高田崇史著「QED ベイカー街の問題」読了。

QEDシリーズは歴史ミステリーという分野に属する。
私見では、歴史ミステリーは、探偵役がタイムスリップするモノとそうでないのに大別できる。QEDは「しない方」、後者にあたる。

これまでの短歌の解釈に関して、探偵役の桑原崇は当時の政治状況や世界観などを総合した上で,読み解くというスタイルを採っていた。
そのスタイルは、短歌が単独にテクストとしてあるのはなく、時代背景という地を得て初めてテクストが浮上するのだと言いたげだ。
なるほど、短歌はたまたま現代まで残されたテキストの断片にすぎず、それは読み解くものではなく、読み解くための手がかりに過ぎないのかもしれない。

「QED ベイカー街の問題」。
今回は怨念やら地霊は出てこない。シャーロキアンの原典解釈がテーマー。
短歌についてあれほど当時の時代背景に気を配っていた桑原崇だが、今回は一転して、シャーロキアン風の原典至上主義を遊ぶ。

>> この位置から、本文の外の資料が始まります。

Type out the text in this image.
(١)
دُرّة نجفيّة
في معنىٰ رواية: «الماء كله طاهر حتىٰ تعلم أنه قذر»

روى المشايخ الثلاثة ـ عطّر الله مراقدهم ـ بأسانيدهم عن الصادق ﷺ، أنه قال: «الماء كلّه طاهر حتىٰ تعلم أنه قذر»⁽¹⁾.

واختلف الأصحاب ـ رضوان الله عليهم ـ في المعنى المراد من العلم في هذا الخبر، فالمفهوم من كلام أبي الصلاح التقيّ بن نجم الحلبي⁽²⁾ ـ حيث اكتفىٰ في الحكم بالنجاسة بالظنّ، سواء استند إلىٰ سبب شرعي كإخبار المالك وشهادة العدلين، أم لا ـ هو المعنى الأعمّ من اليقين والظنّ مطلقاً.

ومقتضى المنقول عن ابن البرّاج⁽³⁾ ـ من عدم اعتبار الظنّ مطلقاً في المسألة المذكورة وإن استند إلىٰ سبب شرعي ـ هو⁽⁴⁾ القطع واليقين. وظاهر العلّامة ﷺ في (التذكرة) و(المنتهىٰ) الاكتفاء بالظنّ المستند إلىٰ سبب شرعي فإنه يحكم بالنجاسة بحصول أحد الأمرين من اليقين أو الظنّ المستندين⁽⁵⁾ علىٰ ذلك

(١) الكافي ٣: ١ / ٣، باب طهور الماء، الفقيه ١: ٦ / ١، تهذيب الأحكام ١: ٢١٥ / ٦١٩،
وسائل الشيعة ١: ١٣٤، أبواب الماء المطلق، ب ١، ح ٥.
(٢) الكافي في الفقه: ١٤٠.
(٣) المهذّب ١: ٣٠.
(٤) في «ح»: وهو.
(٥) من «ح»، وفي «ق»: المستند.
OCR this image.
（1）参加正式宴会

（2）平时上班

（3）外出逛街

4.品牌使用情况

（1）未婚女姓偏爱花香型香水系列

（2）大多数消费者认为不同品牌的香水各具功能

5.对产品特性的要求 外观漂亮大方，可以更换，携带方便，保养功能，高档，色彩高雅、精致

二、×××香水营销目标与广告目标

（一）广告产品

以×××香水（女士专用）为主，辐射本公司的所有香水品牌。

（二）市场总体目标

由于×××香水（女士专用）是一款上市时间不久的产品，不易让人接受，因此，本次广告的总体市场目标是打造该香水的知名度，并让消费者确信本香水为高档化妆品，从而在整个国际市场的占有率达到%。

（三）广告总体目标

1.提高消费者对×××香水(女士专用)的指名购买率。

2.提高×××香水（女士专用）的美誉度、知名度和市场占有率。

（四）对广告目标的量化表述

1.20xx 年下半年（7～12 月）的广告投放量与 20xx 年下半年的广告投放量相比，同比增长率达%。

推理術に一貫性のないことは、桑原の瑕疵にはならないだろう。
彼は殺人事件を疾病に喩える。
そして、ウィルスや悪性の腫瘍を体から追い出すようなに、犯人を逮捕することが本当の治療につながらないと考えている。漢方薬的な発想にでいえば、全身の調子を整えてこそ疾病は退散するということだ。
今回の犯人にとって何が全身の調子の回復により有効か、その観点から桑原は、推理スタイルを選択するのだろう。